Assuming yearly growth in profit per room of 6 per cent, Mr Ahearne reckons that the figure would reach €6,662 by 2016.
“Such a level of profit could sustain, at a maximum, a level of debt per room of €70,200,” he says.
On that basis, the economist calculates that the sector’s liabilities need to be cut by 38 per cent, or €2.5 billion.
He says that this can be done in three ways – new equity that can be used to pay down debt, a write-down in the debts themselves, or a combination of the two.
Mr Ahearne argues that the evidence suggests that hotels in the Republic are now beginning to look like an attractive investment.
While there are few transactions, he says that hotels are selling at about six to eight times annual profits, or between €31,320 and €41,760 per room.
This leaves the overall industry with €4 billion of negative equity.
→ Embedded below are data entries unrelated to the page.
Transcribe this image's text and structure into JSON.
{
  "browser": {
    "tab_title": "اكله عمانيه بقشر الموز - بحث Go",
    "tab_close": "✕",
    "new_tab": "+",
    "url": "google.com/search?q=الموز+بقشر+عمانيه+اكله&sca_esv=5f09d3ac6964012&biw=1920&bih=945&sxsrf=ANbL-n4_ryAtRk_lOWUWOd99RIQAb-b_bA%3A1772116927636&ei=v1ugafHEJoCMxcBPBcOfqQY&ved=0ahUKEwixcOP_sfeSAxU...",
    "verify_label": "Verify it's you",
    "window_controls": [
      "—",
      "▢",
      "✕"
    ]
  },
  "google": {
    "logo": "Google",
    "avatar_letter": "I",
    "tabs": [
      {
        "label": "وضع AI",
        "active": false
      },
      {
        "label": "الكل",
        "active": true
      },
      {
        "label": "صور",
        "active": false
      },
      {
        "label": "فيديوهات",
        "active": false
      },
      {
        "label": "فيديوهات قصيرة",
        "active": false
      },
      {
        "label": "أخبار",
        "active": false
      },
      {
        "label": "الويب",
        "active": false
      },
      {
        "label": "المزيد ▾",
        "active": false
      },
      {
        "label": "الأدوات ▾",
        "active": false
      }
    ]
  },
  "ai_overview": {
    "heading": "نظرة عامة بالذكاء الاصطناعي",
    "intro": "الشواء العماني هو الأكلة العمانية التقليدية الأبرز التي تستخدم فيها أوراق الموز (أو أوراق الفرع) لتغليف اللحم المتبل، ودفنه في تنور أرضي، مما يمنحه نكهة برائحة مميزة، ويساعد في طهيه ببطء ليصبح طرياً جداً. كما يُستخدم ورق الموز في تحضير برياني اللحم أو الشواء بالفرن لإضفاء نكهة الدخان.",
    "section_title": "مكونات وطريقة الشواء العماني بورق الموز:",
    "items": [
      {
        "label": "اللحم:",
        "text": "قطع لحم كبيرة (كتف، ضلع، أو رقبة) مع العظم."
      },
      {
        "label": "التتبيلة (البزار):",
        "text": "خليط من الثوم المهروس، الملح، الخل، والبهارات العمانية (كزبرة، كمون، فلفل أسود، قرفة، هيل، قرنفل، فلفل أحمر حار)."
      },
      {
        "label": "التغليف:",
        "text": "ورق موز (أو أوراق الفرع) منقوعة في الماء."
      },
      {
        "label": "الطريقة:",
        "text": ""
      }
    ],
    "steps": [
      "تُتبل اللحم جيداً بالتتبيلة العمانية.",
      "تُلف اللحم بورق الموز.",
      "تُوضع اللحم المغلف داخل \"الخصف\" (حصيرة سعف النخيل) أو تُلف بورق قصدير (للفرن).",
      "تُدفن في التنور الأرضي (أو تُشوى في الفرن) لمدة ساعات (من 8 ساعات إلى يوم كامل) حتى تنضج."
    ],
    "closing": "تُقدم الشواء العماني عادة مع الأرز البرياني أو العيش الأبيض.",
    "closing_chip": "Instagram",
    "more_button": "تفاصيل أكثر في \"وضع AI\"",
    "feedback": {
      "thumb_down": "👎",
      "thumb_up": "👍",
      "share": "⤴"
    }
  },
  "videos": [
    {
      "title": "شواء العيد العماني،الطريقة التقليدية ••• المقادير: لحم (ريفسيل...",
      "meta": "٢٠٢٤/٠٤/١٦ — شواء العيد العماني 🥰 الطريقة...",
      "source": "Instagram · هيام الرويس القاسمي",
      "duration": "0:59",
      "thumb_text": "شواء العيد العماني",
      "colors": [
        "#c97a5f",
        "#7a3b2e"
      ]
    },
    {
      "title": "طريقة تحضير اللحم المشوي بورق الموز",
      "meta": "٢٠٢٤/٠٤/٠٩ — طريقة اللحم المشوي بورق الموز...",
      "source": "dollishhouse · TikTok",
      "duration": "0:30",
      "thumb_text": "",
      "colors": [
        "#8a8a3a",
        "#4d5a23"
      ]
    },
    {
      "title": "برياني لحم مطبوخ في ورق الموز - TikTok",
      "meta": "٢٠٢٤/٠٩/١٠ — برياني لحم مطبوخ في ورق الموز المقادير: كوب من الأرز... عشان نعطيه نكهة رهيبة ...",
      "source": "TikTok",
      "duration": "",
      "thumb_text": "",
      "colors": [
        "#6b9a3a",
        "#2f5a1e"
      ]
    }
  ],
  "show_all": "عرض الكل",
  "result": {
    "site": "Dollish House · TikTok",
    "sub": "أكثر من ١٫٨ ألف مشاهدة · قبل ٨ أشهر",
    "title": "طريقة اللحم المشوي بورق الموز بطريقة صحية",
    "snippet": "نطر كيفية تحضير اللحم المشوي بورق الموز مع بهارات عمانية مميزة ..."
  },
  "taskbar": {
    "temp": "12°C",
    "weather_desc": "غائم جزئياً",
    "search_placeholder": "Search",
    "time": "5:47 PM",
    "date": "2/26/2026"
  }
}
Modest growth and a return to normal market conditions would still leave the sector with a €3 billion debt overhang.
However, he argues that hotels are beginning to represent good value to investors, as the prices they are fetching translate into yields that are high by historic standards, even with zero growth.
Mr Ahearne says that the main barrier to investors is the lack of capital as banks are unwilling to lend to the sector. To counter this, hotels need access to new equity. However, they do not qualify for mechanisms such as the Employment and Investment Incentive Scheme (EIIS) or the Development Capital Fund.
He proposes that the EIIS be extended or that the Government establish a special restructuring fund for the sector.